If not now, for whatever reason, then whenever you can self-ascribe the trait of real exercise confidence, you most definitely call yourself a success in the gym, no matter where you are in your physical exercise process.

Passing It On

Imagine it: you started out in exercise to lose weight. And, you’ve lost that weight, you’ve got a super hot body, and you actually feel good about how you look. Seems a bit vague or arbitrary, right? Now imagine this: in addition to weight-loss and looking good, you can overwhelmingly say that you’ve achieved that goal in a slow, healthy way. You know that means it is more likely to stay off for good and that you are now working better inside as well as looking good on the outside. And, you didn’t just get to the gym - you got there consistently so that along with your modified nutrition habits for weight loss (link), your muscles and joints feel and function better. That betterness was enabled by your persistence in finding and utilizing genuine exercise knowledge. And, on top of that, your workouts are that of the quiet, focused, CONFIDENT exercise person! Exercising is now no longer an intimidating chore that you have to do to look better at the friggin disco. It is now a meaningful, enriching, holistically healthy part of your life. Here’s how to ensure that you keep it that way and keep yourself enrolled in it for the rest of your life - three simple words: PASS IT ON. Share your success stories and these glorious feelings of success with your family and friends. Invite them to the gym with you; answer their questions; point them in the direction of the resources that best helped you become the monster exercise success that you are today! Don’t worry - your genuine knowledge and confidence will come off to others as helpful and loving, not superficial or egotistical.
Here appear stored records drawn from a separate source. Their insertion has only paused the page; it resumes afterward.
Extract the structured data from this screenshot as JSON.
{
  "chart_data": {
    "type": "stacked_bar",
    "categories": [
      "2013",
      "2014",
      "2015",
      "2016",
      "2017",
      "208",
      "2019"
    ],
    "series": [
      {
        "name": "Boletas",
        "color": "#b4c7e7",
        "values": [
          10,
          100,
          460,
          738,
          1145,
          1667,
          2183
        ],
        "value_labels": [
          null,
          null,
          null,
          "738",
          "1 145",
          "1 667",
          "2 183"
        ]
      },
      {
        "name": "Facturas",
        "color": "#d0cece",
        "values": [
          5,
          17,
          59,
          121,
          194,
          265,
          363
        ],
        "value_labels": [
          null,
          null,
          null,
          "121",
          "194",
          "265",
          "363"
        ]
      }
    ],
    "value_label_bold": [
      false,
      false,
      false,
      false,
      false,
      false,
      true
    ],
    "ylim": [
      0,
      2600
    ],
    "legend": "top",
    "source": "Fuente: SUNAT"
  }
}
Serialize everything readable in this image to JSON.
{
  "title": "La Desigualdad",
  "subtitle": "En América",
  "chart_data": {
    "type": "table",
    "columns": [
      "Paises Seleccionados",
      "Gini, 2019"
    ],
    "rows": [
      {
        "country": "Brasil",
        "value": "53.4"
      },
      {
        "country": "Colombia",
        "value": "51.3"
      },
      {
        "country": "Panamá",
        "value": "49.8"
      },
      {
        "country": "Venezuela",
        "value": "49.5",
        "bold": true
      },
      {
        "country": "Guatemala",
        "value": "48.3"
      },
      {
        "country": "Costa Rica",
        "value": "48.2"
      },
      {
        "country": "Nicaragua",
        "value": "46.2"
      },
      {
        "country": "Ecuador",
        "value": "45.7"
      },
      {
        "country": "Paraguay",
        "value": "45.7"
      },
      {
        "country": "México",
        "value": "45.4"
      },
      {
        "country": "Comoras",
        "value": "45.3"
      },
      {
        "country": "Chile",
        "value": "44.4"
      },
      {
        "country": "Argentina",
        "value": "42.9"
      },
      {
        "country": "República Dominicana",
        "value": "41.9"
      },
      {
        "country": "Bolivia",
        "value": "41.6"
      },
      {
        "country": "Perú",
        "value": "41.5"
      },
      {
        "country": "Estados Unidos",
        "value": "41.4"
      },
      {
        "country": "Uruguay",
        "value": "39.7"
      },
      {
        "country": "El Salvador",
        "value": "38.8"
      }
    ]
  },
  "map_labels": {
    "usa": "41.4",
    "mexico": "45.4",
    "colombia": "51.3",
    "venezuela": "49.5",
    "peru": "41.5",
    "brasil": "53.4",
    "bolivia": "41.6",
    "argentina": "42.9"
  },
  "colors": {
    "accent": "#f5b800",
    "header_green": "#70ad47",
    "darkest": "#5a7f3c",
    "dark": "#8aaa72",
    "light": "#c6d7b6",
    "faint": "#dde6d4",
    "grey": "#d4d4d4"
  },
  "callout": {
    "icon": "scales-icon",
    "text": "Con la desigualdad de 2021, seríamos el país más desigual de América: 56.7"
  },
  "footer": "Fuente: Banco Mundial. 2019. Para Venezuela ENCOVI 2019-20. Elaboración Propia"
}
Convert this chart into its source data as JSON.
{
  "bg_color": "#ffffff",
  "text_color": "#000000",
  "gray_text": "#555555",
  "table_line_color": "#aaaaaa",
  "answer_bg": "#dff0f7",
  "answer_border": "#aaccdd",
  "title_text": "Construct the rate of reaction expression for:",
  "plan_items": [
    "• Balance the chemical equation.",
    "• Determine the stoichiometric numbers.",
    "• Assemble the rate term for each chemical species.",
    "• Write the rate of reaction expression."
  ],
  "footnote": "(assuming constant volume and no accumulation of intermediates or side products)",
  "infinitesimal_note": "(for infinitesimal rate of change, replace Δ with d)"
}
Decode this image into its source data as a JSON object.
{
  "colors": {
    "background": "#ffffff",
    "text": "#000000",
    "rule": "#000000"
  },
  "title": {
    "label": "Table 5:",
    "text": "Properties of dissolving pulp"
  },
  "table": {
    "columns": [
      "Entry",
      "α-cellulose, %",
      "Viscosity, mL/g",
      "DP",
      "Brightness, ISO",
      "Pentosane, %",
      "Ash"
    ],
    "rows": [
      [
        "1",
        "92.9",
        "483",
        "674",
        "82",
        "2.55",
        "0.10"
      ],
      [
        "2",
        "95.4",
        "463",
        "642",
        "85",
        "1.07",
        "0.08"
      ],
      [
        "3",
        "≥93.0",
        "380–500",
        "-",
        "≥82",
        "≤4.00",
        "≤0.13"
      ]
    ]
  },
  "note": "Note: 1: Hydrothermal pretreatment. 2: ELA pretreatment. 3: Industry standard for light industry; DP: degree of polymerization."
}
I believe that as human beings we find our best success in any context when we use our genuine experience to help others. Doing so helps us rise to something greater than ourselves. And, that connection to the greater good grounds us in foundations of success that are nearly impossible to break. Passing exercise on to your kids, friends, colleagues, and family makes you an abundant success in exercise at every stage of your gym journey.